Nova is a software application for preventing and detecting hostile network reconnaissance (such as nmap scans). It does this by first creating the Haystack: a large collection of low interaction honeypots using an updated version of Honeyd. Finding real machines on the network becomes like finding a needle in a haystack of fake machines. Second, Nova uses machine learning algorithms to automatically detect and classify attempts at hostile reconnaissance, so there's no need to go searching manually through your honeypot's log files. It provides an easy to use Web-based interface powered by Node.js to configure itself and Honeyd instances.

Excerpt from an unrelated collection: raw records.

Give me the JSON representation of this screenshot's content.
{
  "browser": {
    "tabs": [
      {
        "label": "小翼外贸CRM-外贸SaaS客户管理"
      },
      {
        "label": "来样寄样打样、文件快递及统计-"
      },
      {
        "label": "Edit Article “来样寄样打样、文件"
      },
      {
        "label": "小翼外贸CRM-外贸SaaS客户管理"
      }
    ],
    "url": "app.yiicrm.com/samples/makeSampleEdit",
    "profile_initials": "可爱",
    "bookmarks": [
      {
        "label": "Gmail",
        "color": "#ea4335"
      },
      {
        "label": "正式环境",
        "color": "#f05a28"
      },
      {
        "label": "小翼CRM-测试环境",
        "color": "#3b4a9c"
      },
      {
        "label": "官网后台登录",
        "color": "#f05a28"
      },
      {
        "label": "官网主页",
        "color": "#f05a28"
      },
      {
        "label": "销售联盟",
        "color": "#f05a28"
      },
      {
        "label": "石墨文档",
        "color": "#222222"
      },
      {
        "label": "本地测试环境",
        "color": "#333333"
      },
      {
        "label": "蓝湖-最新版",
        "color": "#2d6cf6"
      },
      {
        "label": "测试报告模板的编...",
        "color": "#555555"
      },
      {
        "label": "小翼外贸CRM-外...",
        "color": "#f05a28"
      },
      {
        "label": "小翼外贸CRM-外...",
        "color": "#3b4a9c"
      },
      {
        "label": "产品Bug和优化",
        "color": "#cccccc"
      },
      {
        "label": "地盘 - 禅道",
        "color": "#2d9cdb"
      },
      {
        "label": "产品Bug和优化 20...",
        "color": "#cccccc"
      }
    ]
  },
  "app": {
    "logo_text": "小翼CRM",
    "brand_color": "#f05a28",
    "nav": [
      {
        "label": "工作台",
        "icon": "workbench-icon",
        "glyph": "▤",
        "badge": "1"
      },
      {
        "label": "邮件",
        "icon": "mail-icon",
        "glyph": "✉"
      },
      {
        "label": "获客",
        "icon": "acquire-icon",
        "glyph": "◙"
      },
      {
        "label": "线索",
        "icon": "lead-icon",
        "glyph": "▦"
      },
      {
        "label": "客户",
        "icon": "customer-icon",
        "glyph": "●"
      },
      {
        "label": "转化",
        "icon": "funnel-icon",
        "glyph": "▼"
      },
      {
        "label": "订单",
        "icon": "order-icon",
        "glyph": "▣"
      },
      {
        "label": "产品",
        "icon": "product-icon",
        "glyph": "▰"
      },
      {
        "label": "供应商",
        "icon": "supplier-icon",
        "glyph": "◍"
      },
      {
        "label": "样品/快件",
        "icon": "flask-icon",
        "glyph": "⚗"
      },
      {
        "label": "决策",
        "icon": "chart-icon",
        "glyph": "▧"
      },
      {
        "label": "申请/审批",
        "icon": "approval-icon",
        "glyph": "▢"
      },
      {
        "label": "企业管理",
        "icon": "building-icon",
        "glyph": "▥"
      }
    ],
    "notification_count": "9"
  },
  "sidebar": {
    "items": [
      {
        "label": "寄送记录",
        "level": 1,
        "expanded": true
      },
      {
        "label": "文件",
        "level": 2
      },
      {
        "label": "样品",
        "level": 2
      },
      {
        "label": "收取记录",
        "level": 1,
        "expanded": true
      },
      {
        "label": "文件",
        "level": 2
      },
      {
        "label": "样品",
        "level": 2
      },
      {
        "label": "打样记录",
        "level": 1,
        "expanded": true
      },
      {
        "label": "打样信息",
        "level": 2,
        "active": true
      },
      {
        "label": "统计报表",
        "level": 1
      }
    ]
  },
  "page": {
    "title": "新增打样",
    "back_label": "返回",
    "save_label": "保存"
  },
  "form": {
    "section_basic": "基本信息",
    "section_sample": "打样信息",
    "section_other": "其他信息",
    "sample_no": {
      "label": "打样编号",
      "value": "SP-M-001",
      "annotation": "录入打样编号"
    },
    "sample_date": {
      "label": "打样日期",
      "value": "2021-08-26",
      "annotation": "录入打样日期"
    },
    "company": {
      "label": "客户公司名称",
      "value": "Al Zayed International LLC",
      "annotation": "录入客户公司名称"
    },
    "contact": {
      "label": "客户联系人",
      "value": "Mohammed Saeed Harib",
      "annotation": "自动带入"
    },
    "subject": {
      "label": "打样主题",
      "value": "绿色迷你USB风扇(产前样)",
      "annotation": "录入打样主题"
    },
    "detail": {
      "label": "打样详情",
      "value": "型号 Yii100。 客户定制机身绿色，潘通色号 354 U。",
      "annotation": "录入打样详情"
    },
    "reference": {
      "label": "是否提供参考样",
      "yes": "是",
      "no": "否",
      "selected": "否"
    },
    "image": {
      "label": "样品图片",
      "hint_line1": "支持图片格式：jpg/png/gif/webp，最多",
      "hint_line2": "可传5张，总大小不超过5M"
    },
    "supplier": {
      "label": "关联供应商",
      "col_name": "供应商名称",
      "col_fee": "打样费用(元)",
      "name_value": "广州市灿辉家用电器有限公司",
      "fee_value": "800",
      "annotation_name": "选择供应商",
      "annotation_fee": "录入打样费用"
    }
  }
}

MASTIFF is a static analysis framework which automates the process of extracting key characteristics from a number of different file formats. To ensure the framework remains flexible and extensible, a community-driven set of plugins is used to perform file analysis and data extraction. While originally designed to support malware, intrusion, and forensic analysis, the framework is well-suited to support a broader range of analytic needs. In a nutshell, MASTIFF allows analysts to focus on analysis rather than figuring out how to parse files.
ARP Neighbor Cache Fingerprinter is a tool that provides a mechanism for remote operating system detection by extrapolating characteristics of the target system's underlying neighbor cache and general ARP behavior. Given the non-existence of any standard specification for how the neighbor cache should behave, several differences in network stack implementations can be used for unique identification. The main disadvantage of this tool versus traditional fingerprinting is that because it's based on a Layer 2 protocol instead of a Layer 3 protocol, the target machine that is being tested must reside on the same Ethernet broadcast domain (usually the same physical network).